Cent is een van vijf muntnamen die het meest in de spreuken voorkomen. Deze munt is in 1816 ingevoerd als 1/100 deel van een gulden. De naam, die waarschijnlijk is ontleend aan het Amerikaans Engels, waar de cent in 1786 als 1/100 deel van de dollar was ingevoerd, gaat uiteindelijk terug op Latijn centum ‘honderd’. Er is ook een kaartje met de verspreiding van namen voor de cent.

anderhalve cent
Schertsende benaming voor een verloofd of getrouwd paar waarvan de een veel groter is dan de ander.

bekend zijn als een slechte halve cent / als slecht / kwaad geld
Overal bekend zijn, net als ondeugdelijk geld (er was vroeger veel vals of anderszins ondeugdelijk geld in omloop).

centenbijter
Een van een reeks benamingen die aangeven dat een gierigaard de kleinste munten liefst nog zou splijten, om ze niet in één keer helemaal te hoeven uitgeven.

dat is centenwijsheid en guldensdomheid
Met kleine bedragen is hij heel precies, maar met grote is hij laks.

dat is een fluitje van een cent
Zeer gemakkelijk, het loopt van een leien dakje.

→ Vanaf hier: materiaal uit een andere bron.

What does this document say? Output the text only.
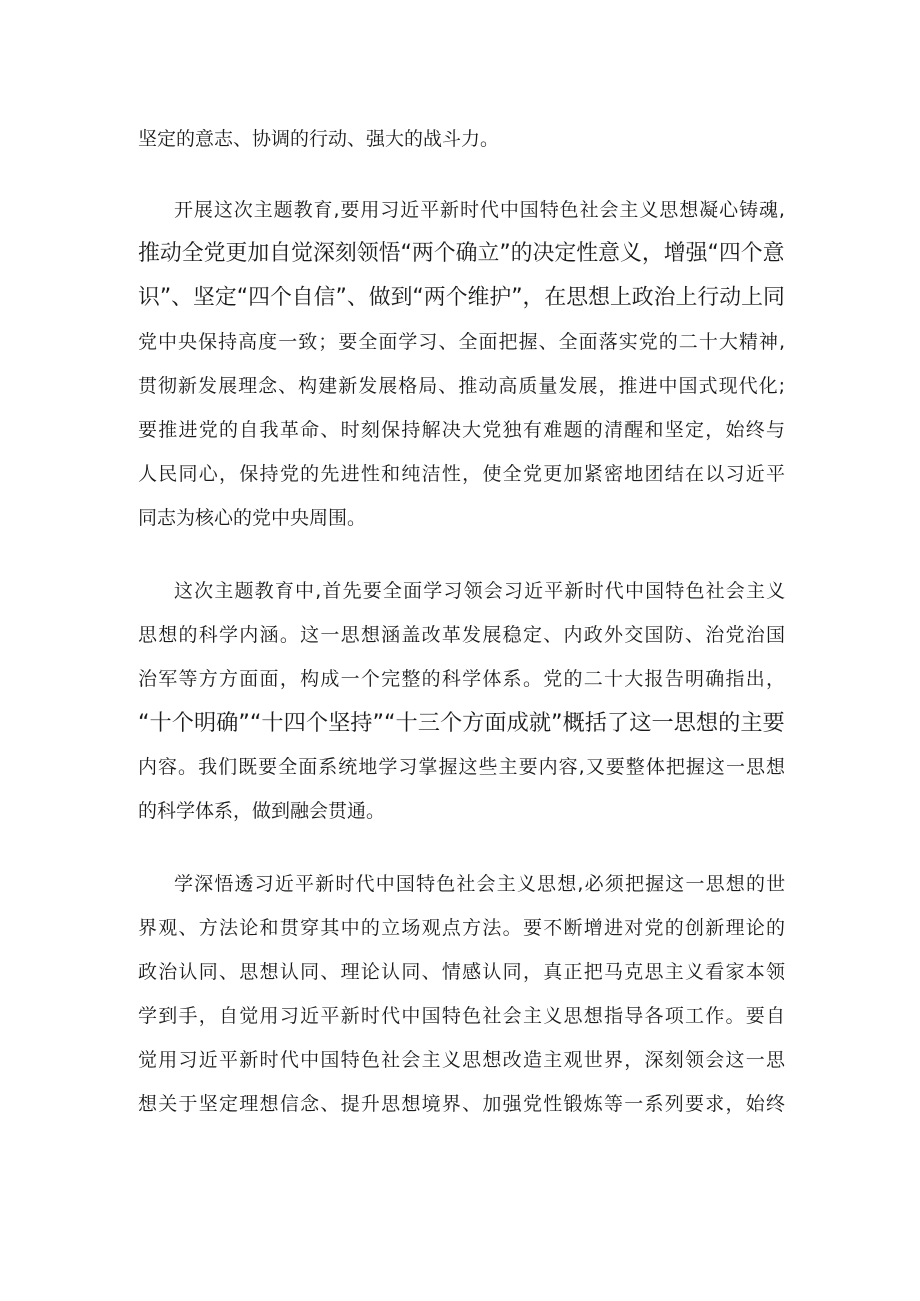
坚定的意志、协调的行动、强大的战斗力。
开展这次主题教育,要用习近平新时代中国特色社会主义思想凝心铸魂,
推动全党更加自觉深刻领悟“两个确立”的决定性意义，增强“四个意
识”、坚定“四个自信”、做到“两个维护”，在思想上政治上行动上同
党中央保持高度一致；要全面学习、全面把握、全面落实党的二十大精神,
贯彻新发展理念、构建新发展格局、推动高质量发展，推进中国式现代化;
要推进党的自我革命、时刻保持解决大党独有难题的清醒和坚定，始终与
人民同心，保持党的先进性和纯洁性，使全党更加紧密地团结在以习近平
同志为核心的党中央周围。
这次主题教育中,首先要全面学习领会习近平新时代中国特色社会主义
思想的科学内涵。这一思想涵盖改革发展稳定、内政外交国防、治党治国
治军等方方面面，构成一个完整的科学体系。党的二十大报告明确指出，
“十个明确”“十四个坚持”“十三个方面成就”概括了这一思想的主要
内容。我们既要全面系统地学习掌握这些主要内容,又要整体把握这一思想
的科学体系，做到融会贯通。
学深悟透习近平新时代中国特色社会主义思想,必须把握这一思想的世
界观、方法论和贯穿其中的立场观点方法。要不断增进对党的创新理论的
政治认同、思想认同、理论认同、情感认同，真正把马克思主义看家本领
学到手，自觉用习近平新时代中国特色社会主义思想指导各项工作。要自
觉用习近平新时代中国特色社会主义思想改造主观世界，深刻领会这一思
想关于坚定理想信念、提升思想境界、加强党性锻炼等一系列要求，始终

De Zuid-Nederlandse variant is: het gaat gelijk een fluitje van een oordje.

de boer zit op een cent als de duivel op een ziel
In de stad werd vroeger veel neergekeken op de boeren, die werden afgeschilderd als ruw, onnozel of, zoals in dit geval, gierig.

de centen bijten hem
Het geld lijkt hem pijn te doen, zo snel wil hij het kwijt.

de centen dansen hem in de zak
Hij geeft zijn geld makkelijk uit.

de centen van je baas zijn niet van blik!
Je mag weleens wat harder werken voor je loon.

de centenpest hebben
Veel geld uitgeven. Ook: de geldpest hebben.

een cent met een gat geeft / heeft / brengt / vindt / wint altijd wat
Van een cent met een gat dacht men dat hij geluk bracht.

een cent voor je gedachten
Ontleend aan het Engelse a penny for your thoughts. Ook wel een kwartje voor je gedachten.

een paar losse centen hebben
Schertsend gezegd van iemand die over nogal wat kapitaal beschikt.

geen cent geven voor iemands leven
Hij is niet meer te genezen. Een voorloper is: geen oordje geven...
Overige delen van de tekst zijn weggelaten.